Вышел к дороге и Одноухий Хурмаг. Посмотрел на лошадь — хорошая лошадь, крепкая, гладкая и позавидовал Усатой Харе: везет же дураку! А отобрать и не попытался — Усатая Харя сильней. Телегу можно взять. Харе — лошадь, себе телегу. А что с ней делать? Не самому же ее тащить... И красный плащ куда-то девался, сколько ни смотрел Хурмаг — не видно красного плаща. А взять что-то надо... Полез к бочкам: может быть что-нибудь хорошее везут? Поднял у одной деревянную крышку, и из бочонка ударил такой густой запах пива, что Одноухий чуть не задохнулся.
— Пиво! — почтительно прошептал он, — клянусь богиней Шазурр, Кровавой, Беспощадной и Прекрасной в гневе своем — пиво!
Усатая Харя все еще обнимал Конягу, шептал ей ласковые слова, но до него сразу дошли и дурманящий запах, и волшебные слова. Он понял: богиня Шазурр Ужасная, Великая и Прекрасная в гневе своем, прислала еще и пиво. И прислала вовсе не Одноухому, а ему, Усатой Харе, чтобы отпраздновать приобретение лошади.
— Много? — спросил он.
— Полный бочонок. И во втором бултыхается.
— Дуй к Орде, пусть идут сюда, — велел Харя. — Бочки большие, всем хватит.
Хурмаг еще раз вдохнул дурманящий запах, сунул в бочонок ладони, сложил их ковшиком и зачерпнул сколько смог. Одним глотком вытянул все, что сумел набрать и побежал к дороге, по которой шла Орда.
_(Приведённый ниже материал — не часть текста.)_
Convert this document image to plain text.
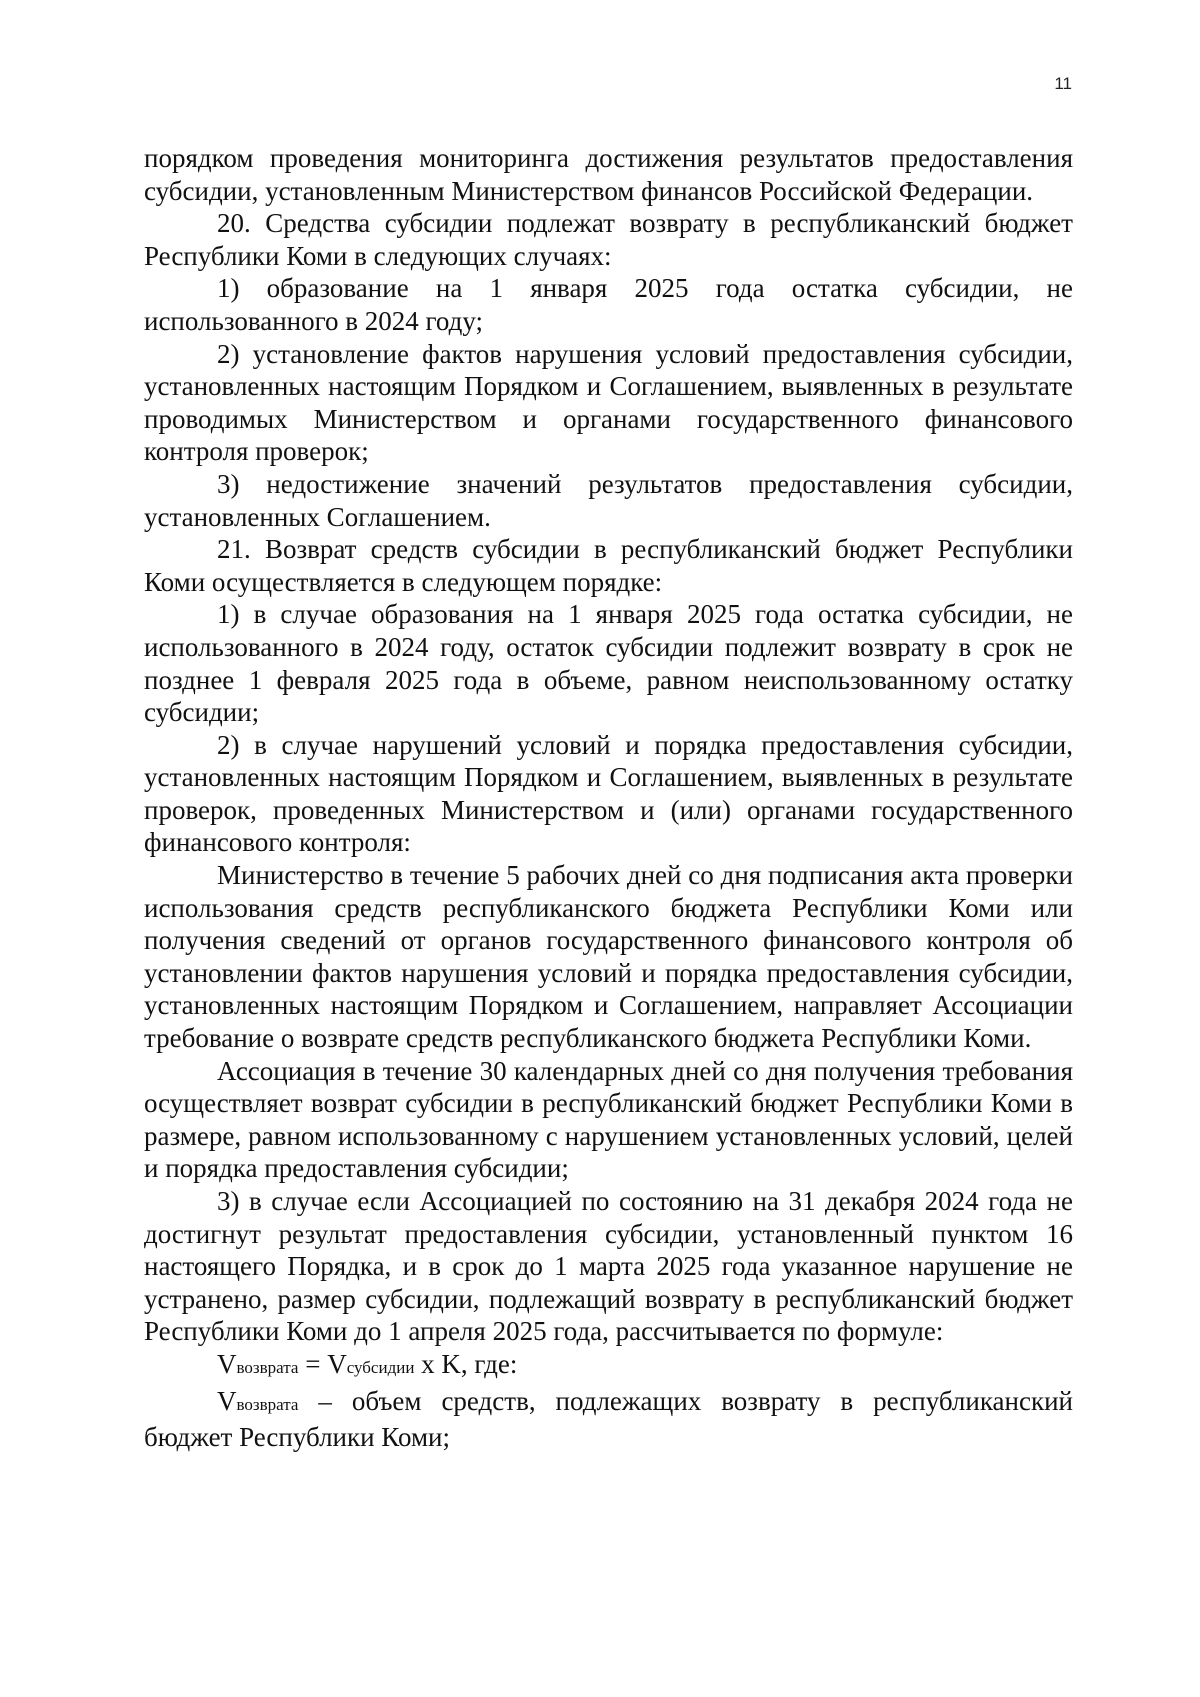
11

порядком проведения мониторинга достижения результатов предоставления субсидии, установленным Министерством финансов Российской Федерации.

20. Средства субсидии подлежат возврату в республиканский бюджет Республики Коми в следующих случаях:

1) образование на 1 января 2025 года остатка субсидии, не использованного в 2024 году;

2) установление фактов нарушения условий предоставления субсидии, установленных настоящим Порядком и Соглашением, выявленных в результате проводимых Министерством и органами государственного финансового контроля проверок;

3) недостижение значений результатов предоставления субсидии, установленных Соглашением.

21. Возврат средств субсидии в республиканский бюджет Республики Коми осуществляется в следующем порядке:

1) в случае образования на 1 января 2025 года остатка субсидии, не использованного в 2024 году, остаток субсидии подлежит возврату в срок не позднее 1 февраля 2025 года в объеме, равном неиспользованному остатку субсидии;

2) в случае нарушений условий и порядка предоставления субсидии, установленных настоящим Порядком и Соглашением, выявленных в результате проверок, проведенных Министерством и (или) органами государственного финансового контроля:

Министерство в течение 5 рабочих дней со дня подписания акта проверки использования средств республиканского бюджета Республики Коми или получения сведений от органов государственного финансового контроля об установлении фактов нарушения условий и порядка предоставления субсидии, установленных настоящим Порядком и Соглашением, направляет Ассоциации требование о возврате средств республиканского бюджета Республики Коми.

Ассоциация в течение 30 календарных дней со дня получения требования осуществляет возврат субсидии в республиканский бюджет Республики Коми в размере, равном использованному с нарушением установленных условий, целей и порядка предоставления субсидии;

3) в случае если Ассоциацией по состоянию на 31 декабря 2024 года не достигнут результат предоставления субсидии, установленный пунктом 16 настоящего Порядка, и в срок до 1 марта 2025 года указанное нарушение не устранено, размер субсидии, подлежащий возврату в республиканский бюджет Республики Коми до 1 апреля 2025 года, рассчитывается по формуле:

Vвозврата = Vсубсидии x K, где:

Vвозврата – объем средств, подлежащих возврату в республиканский бюджет Республики Коми;
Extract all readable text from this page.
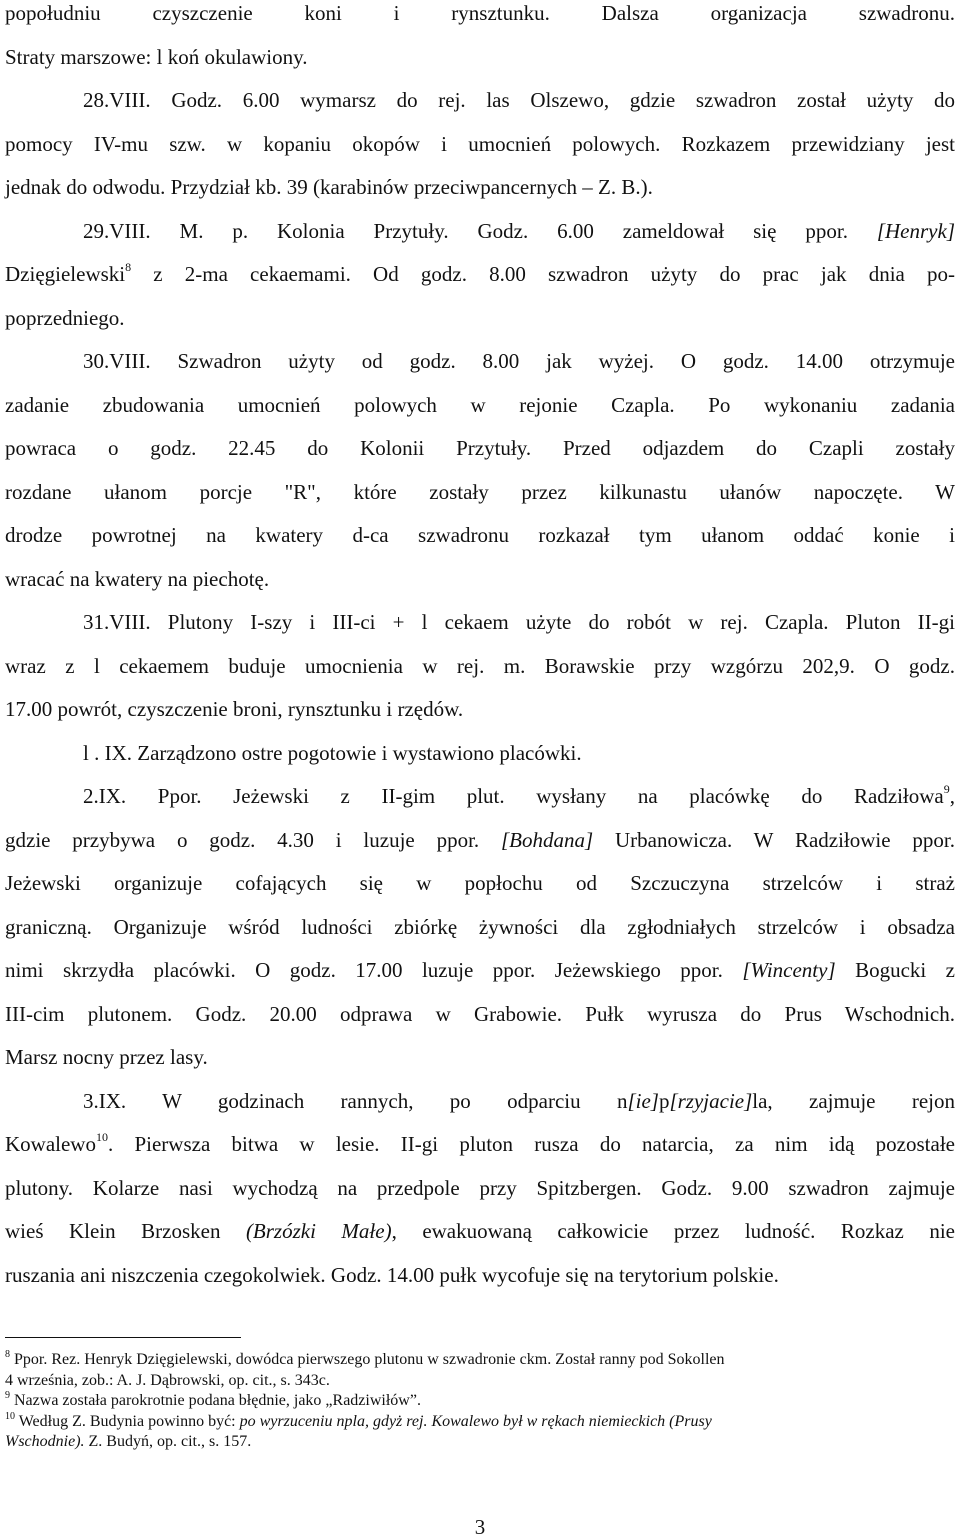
popołudniu czyszczenie koni i rynsztunku. Dalsza organizacja szwadronu.
Straty marszowe: l koń okulawiony.
28.VIII. Godz. 6.00 wymarsz do rej. las Olszewo, gdzie szwadron został użyty do
pomocy IV-mu szw. w kopaniu okopów i umocnień polowych. Rozkazem przewidziany jest
jednak do odwodu. Przydział kb. 39 (karabinów przeciwpancernych – Z. B.).
29.VIII. M. p. Kolonia Przytuły. Godz. 6.00 zameldował się ppor. [Henryk]
Dzięgielewski$^8$ z 2-ma cekaemami. Od godz. 8.00 szwadron użyty do prac jak dnia po-
poprzedniego.
30.VIII. Szwadron użyty od godz. 8.00 jak wyżej. O godz. 14.00 otrzymuje
zadanie zbudowania umocnień polowych w rejonie Czapla. Po wykonaniu zadania
powraca o godz. 22.45 do Kolonii Przytuły. Przed odjazdem do Czapli zostały
rozdane ułanom porcje "R", które zostały przez kilkunastu ułanów napoczęte. W
drodze powrotnej na kwatery d-ca szwadronu rozkazał tym ułanom oddać konie i
wracać na kwatery na piechotę.
31.VIII. Plutony I-szy i III-ci + l cekaem użyte do robót w rej. Czapla. Pluton II-gi
wraz z l cekaemem buduje umocnienia w rej. m. Borawskie przy wzgórzu 202,9. O godz.
17.00 powrót, czyszczenie broni, rynsztunku i rzędów.
l . IX. Zarządzono ostre pogotowie i wystawiono placówki.
2.IX. Ppor. Jeżewski z II-gim plut. wysłany na placówkę do Radziłowa$^9$,
gdzie przybywa o godz. 4.30 i luzuje ppor. [Bohdana] Urbanowicza. W Radziłowie ppor.
Jeżewski organizuje cofających się w popłochu od Szczuczyna strzelców i straż
graniczną. Organizuje wśród ludności zbiórkę żywności dla zgłodniałych strzelców i obsadza
nimi skrzydła placówki. O godz. 17.00 luzuje ppor. Jeżewskiego ppor. [Wincenty] Bogucki z
III-cim plutonem. Godz. 20.00 odprawa w Grabowie. Pułk wyrusza do Prus Wschodnich.
Marsz nocny przez lasy.
3.IX. W godzinach rannych, po odparciu n[ie]p[rzyjacie]la, zajmuje rejon
Kowalewo$^{10}$. Pierwsza bitwa w lesie. II-gi pluton rusza do natarcia, za nim idą pozostałe
plutony. Kolarze nasi wychodzą na przedpole przy Spitzbergen. Godz. 9.00 szwadron zajmuje
wieś Klein Brzosken (Brzózki Małe), ewakuowaną całkowicie przez ludność. Rozkaz nie
ruszania ani niszczenia czegokolwiek. Godz. 14.00 pułk wycofuje się na terytorium polskie.
$^8$ Ppor. Rez. Henryk Dzięgielewski, dowódca pierwszego plutonu w szwadronie ckm. Został ranny pod Sokollen
4 września, zob.: A. J. Dąbrowski, op. cit., s. 343c.
$^9$ Nazwa została parokrotnie podana błędnie, jako „Radziwiłów”.
$^{10}$ Według Z. Budynia powinno być: po wyrzuceniu npla, gdyż rej. Kowalewo był w rękach niemieckich (Prusy
Wschodnie). Z. Budyń, op. cit., s. 157.
3
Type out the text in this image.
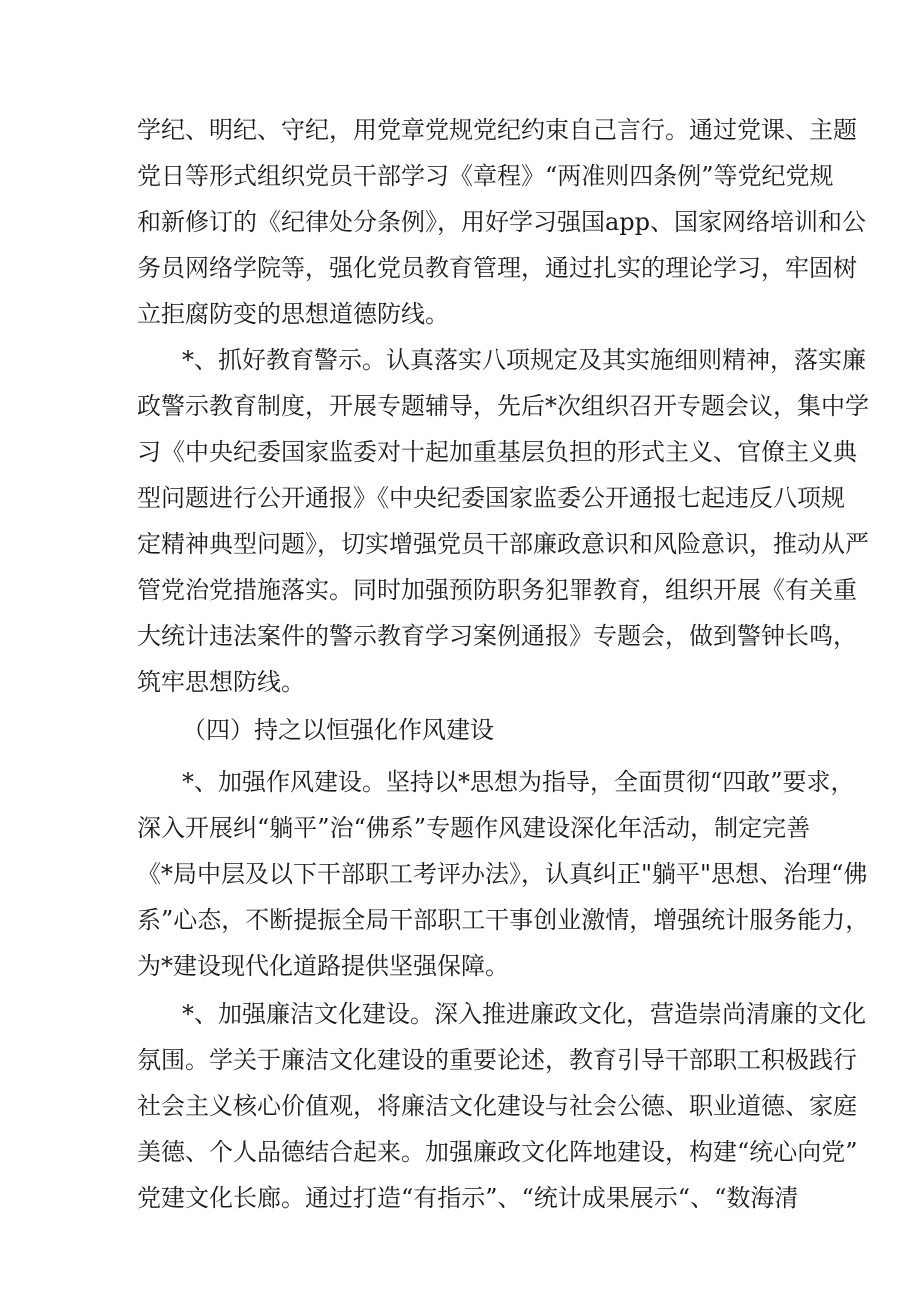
学纪、明纪、守纪，用党章党规党纪约束自己言行。通过党课、主题
党日等形式组织党员干部学习《章程》“两准则四条例”等党纪党规
和新修订的《纪律处分条例》，用好学习强国app、国家网络培训和公
务员网络学院等，强化党员教育管理，通过扎实的理论学习，牢固树
立拒腐防变的思想道德防线。
*、抓好教育警示。认真落实八项规定及其实施细则精神，落实廉
政警示教育制度，开展专题辅导，先后*次组织召开专题会议，集中学
习《中央纪委国家监委对十起加重基层负担的形式主义、官僚主义典
型问题进行公开通报》《中央纪委国家监委公开通报七起违反八项规
定精神典型问题》，切实增强党员干部廉政意识和风险意识，推动从严
管党治党措施落实。同时加强预防职务犯罪教育，组织开展《有关重
大统计违法案件的警示教育学习案例通报》专题会，做到警钟长鸣，
筑牢思想防线。
（四）持之以恒强化作风建设
*、加强作风建设。坚持以*思想为指导，全面贯彻“四敢”要求，
深入开展纠“躺平”治“佛系”专题作风建设深化年活动，制定完善
《*局中层及以下干部职工考评办法》，认真纠正"躺平"思想、治理“佛
系”心态，不断提振全局干部职工干事创业激情，增强统计服务能力，
为*建设现代化道路提供坚强保障。
*、加强廉洁文化建设。深入推进廉政文化，营造崇尚清廉的文化
氛围。学关于廉洁文化建设的重要论述，教育引导干部职工积极践行
社会主义核心价值观，将廉洁文化建设与社会公德、职业道德、家庭
美德、个人品德结合起来。加强廉政文化阵地建设，构建“统心向党”
党建文化长廊。通过打造“有指示”、“统计成果展示“、“数海清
— Мы добыли две бочки пива! — закричал он, забыв о наставлениях Бахаррака. — Богиня Шазурр Беспощадная, Свирепая и Прекрасная в гневе своем, даровала нам два бочонка пива. Здесь, близко! — он махнул рукой в сторону, где осталась телега. — Промочим глотки!
Бахаррак подскочил к Хурмагу, влепил ему увесистую оплеуху и тот замолчал. А еще Бахаррак хотел приказать Древогрызу, чтобы тот зарубил каждого, кто побежит сейчас пить пиво. Но не успел. Одноухий показал, где можно выпить! Орда, забыла об ожидающих ее несметных сокровищах и помчалась к пивным бочкам. А Древогрыз, несмотря на невысокий рост и короткие ноги бежал одним из первых. Если есть появлялась возможность попить пивка на халяву, вряд ли кто мог опередить Древогрыза.
— Да разорви этих полудурков богиня Шазурр, Кровавая, Беспощадная и Прекрасная в гневе своем, и разрази их гром! — обругал Бахаррак своих бесстрашных воинов и пошел вслед за Ордой.
У бочонка хозяйствовал Усатая Харя. Он уже распряг лошадь и привязал ее к телеге. Дотошный Харя нашел припасенные поселянами кружки и небольшой ковшик . И щедро наливал.
— Не толпитесь! — весело орал он. — Всем хватит! Полные бочата! Кто к лошади подойдет, башку разобью! Каждому по кружке. Потом по второй. Без обмана. Пиво высший сорт, сам пробовал. Усы до сих пор мокрые. Кто до лошади дотронется, и капли пива не дам!
Варвары толпились, гудели, шумели, похохатывали от удовольствия. Хвалили Усатую Харю, который и лошадь себе раздобыл, и пиво для всех. Они уж и забыли, когда в последний раз пробовали волшебную выпивку. И вот оно — пиво. Пиво! Надо промочить горло, и захмелеть немного. А потом добавить! Это же жизнь!
Когда Бахаррак подошел и увидел, что делается у бочонка, во рту у него сразу стало сухо. В кружке пива назир варваров никогда себе не отказывал. И вряд ли кто-нибудь в Орде мог выпить больше его.
Перед Бахарраком расступились, пропустили назира к бочонку.
— Самая хорошая добыча! — подмигнул ему Бамбао Семь Хвостов.
— Промочи горло, сразу веселей станет, — посоветовал Древогрыз уже успевший осушить первую кружку.
— Пиво — священный напиток, дарованный нам богиней Шазурр Неумолимой, Беспощадной и Прекрасной в гневе своем! — напомнил вождю Хранитель Традиций.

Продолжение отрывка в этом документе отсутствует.